ABSTRACT

A little over a year ago, Professor G. F. Knapp of Strasburg, known as the author of an epoch-making work on the liberation of the peasants in Prussia, and one of the pillars of the German Historical School, surprised the world of economics with a work on the monetary system that in the strictest sense of the word is abstract and theoretical in nature: Die staatliche Theorie des Geldes [The State Theory of Money]. To be sure, there was reason to suspect that he was very well equipped for this kind of writing too, since he is known to have written perceptive studies in mathematical statistics in younger years, which were highly regarded by specialists in the field. However, in the lengthy interim, in conformity with most adherents of the Historical School, Knapp had virtually renounced all theory on principle; that he has now taken so bold a leap into the field of deduction and constructive logic is therefore undeniably a surprise, but, at least for the present writer, a welcome surprise. At the time of writing, Knapp's work has already been the subject of lengthy and thorough reviews in all the German specialist journals and several foreign ones, and has been criticized or praised all according to the reviewer's own theoretical standpoint. However, one thing one hardly receives any idea of from all these profoundly serious sequels pro and con is the incomparable stylistic appeal of Knapp's descriptive art, his masterly didactic exposition, his pleasantly expansive, half solemn, half ironic discourse, spiced throughout with those quiet little satirical sallies that are peculiar to Knapp, and that have doubtless awakened many a happy memory of his unsurpassed lecturing style among his numerous disciples, who by now are spread over the entire globe. One has to have heard and seen Knapp in action to be able fully to appreciate a passage like this (p. 40), referring to those people who because of practical misgivings wish to deny even the theoretical possibility that paper currency may be real money:

Now if the layman, thinking in practical terms, objects that he at least does not want the paper [money] system, he thinks it is dangerous, a menace to the best interests of the general public — he may be right, but then he is leaving the bounds of theory, as indeed he is more than happy to do. For by nature, man is inclined to agitate: in understandable concern for the common weal he desires to devote his efforts to the realization of good ends. Who would wish to oppose him!

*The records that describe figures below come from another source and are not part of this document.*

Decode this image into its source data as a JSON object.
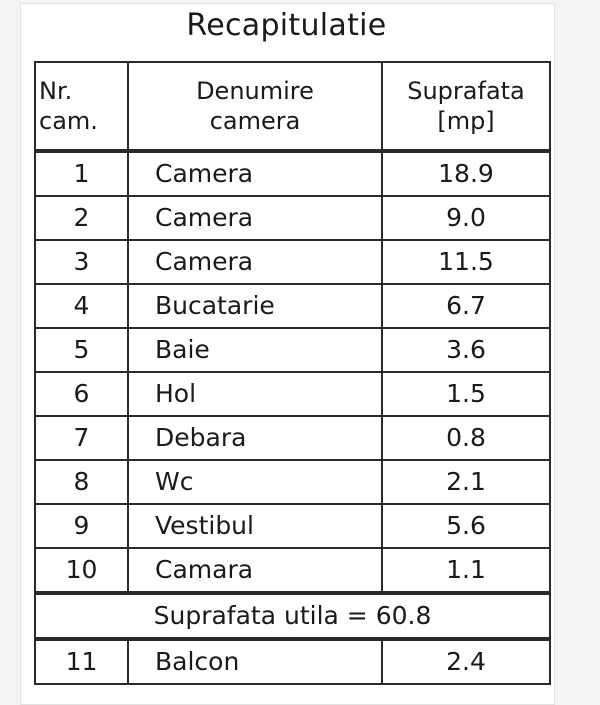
{
  "title": "Recapitulatie",
  "headers": {
    "nr": [
      "Nr.",
      "cam."
    ],
    "name": [
      "Denumire",
      "camera"
    ],
    "area": [
      "Suprafata",
      "[mp]"
    ]
  },
  "rows": [
    {
      "nr": "1",
      "name": "Camera",
      "area": "18.9"
    },
    {
      "nr": "2",
      "name": "Camera",
      "area": "9.0"
    },
    {
      "nr": "3",
      "name": "Camera",
      "area": "11.5"
    },
    {
      "nr": "4",
      "name": "Bucatarie",
      "area": "6.7"
    },
    {
      "nr": "5",
      "name": "Baie",
      "area": "3.6"
    },
    {
      "nr": "6",
      "name": "Hol",
      "area": "1.5"
    },
    {
      "nr": "7",
      "name": "Debara",
      "area": "0.8"
    },
    {
      "nr": "8",
      "name": "Wc",
      "area": "2.1"
    },
    {
      "nr": "9",
      "name": "Vestibul",
      "area": "5.6"
    },
    {
      "nr": "10",
      "name": "Camara",
      "area": "1.1"
    }
  ],
  "summary": "Suprafata utila = 60.8",
  "extra_rows": [
    {
      "nr": "11",
      "name": "Balcon",
      "area": "2.4"
    }
  ]
}
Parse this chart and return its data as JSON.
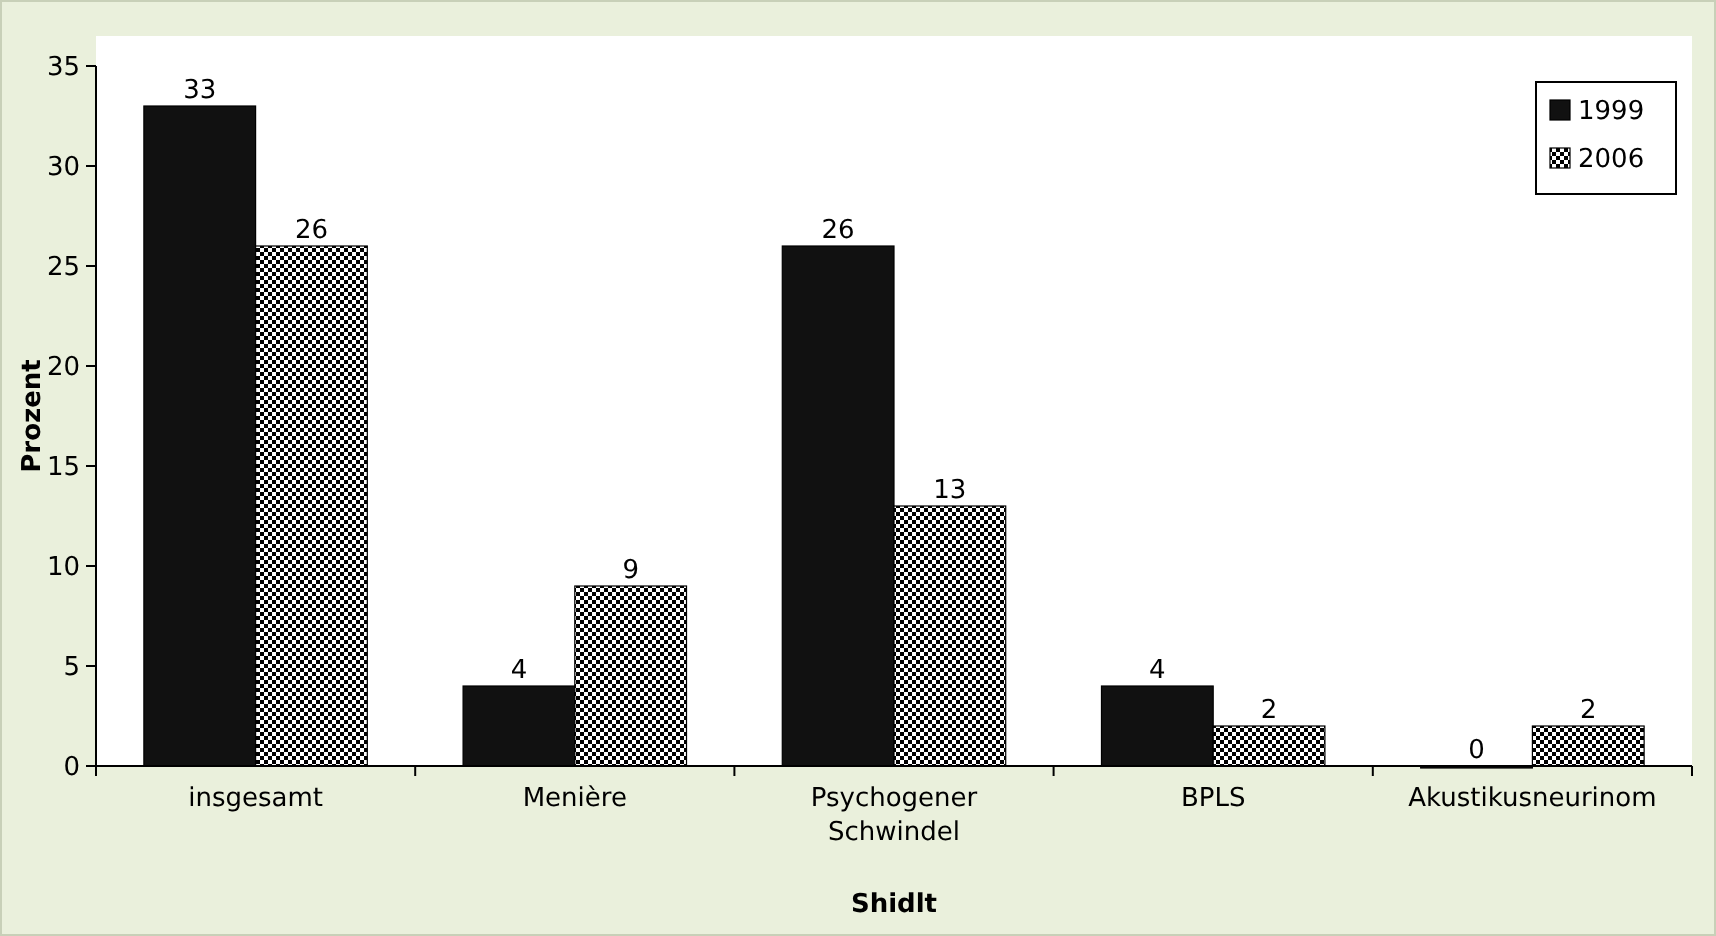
{
  "chart_data": {
    "type": "bar",
    "xlabel": "Shidlt",
    "ylabel": "Prozent",
    "categories": [
      "insgesamt",
      "Menière",
      "Psychogener Schwindel",
      "BPLS",
      "Akustikusneurinom"
    ],
    "series": [
      {
        "name": "1999",
        "color": "#111111",
        "values": [
          33,
          4,
          26,
          4,
          0
        ]
      },
      {
        "name": "2006",
        "color": "#000000",
        "values": [
          26,
          9,
          13,
          2,
          2
        ]
      }
    ],
    "ylim": [
      0,
      35
    ],
    "yticks": [
      0,
      5,
      10,
      15,
      20,
      25,
      30,
      35
    ],
    "grid": false,
    "legend": "top right",
    "data_labels": true
  }
}
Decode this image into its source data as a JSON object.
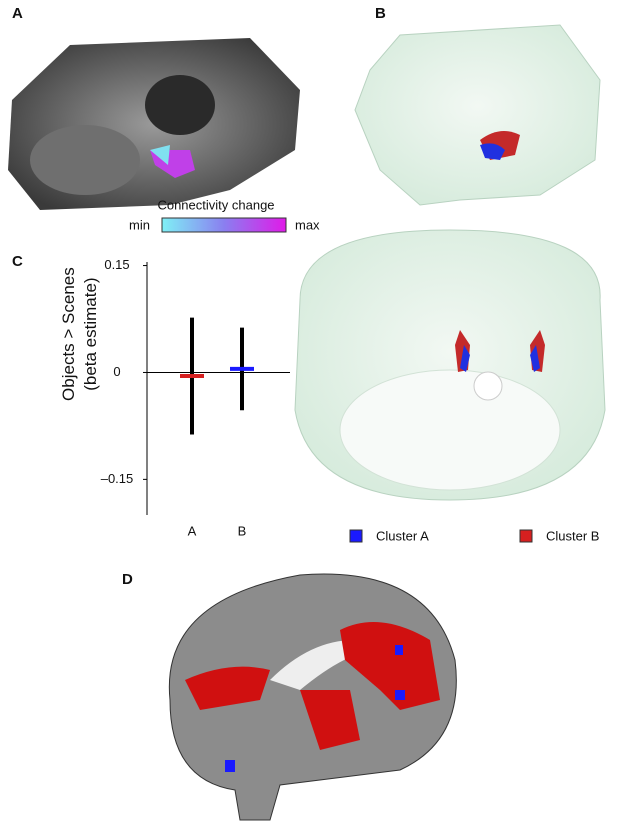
{
  "panels": {
    "a": "A",
    "b": "B",
    "c": "C",
    "d": "D"
  },
  "colorbar": {
    "title": "Connectivity change",
    "min": "min",
    "max": "max"
  },
  "chart_data": {
    "type": "errorbar",
    "y_label": [
      "Objects > Scenes",
      "(beta estimate)"
    ],
    "categories": [
      "A",
      "B"
    ],
    "values": [
      -0.005,
      0.005
    ],
    "errors": [
      0.082,
      0.058
    ],
    "colors": [
      "#d62020",
      "#1a1aff"
    ],
    "error_color": "#000000",
    "ylim": [
      -0.2,
      0.155
    ],
    "yticks": [
      {
        "value": -0.15,
        "label": "–0.15"
      },
      0,
      0.15
    ]
  },
  "legend": [
    {
      "name": "Cluster A",
      "color": "#1a1aff"
    },
    {
      "name": "Cluster B",
      "color": "#d62020"
    }
  ]
}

But this is not the position of the theorist: his role is to pay equal attention to all [monetary] systems, whether good or bad. His prime concern is not to hand out advice, but to explain the essential features. For him, there is a world of difference between the fundamental facts and what is important in practice. He is not inclined to agitate, but to philosophize. He has a liking for the system that is dangerous in practice, precisely because it affords the clearest insight into fundamentals — but to be sure, he takes great care not to recommend a system of this kind. Indeed, he makes no recommendations, what he does is to explain phenomena. He leaves to the agitator action aimed at achieving the best good. Nothing is more common than for the most effective agitator to be the weakest theorist.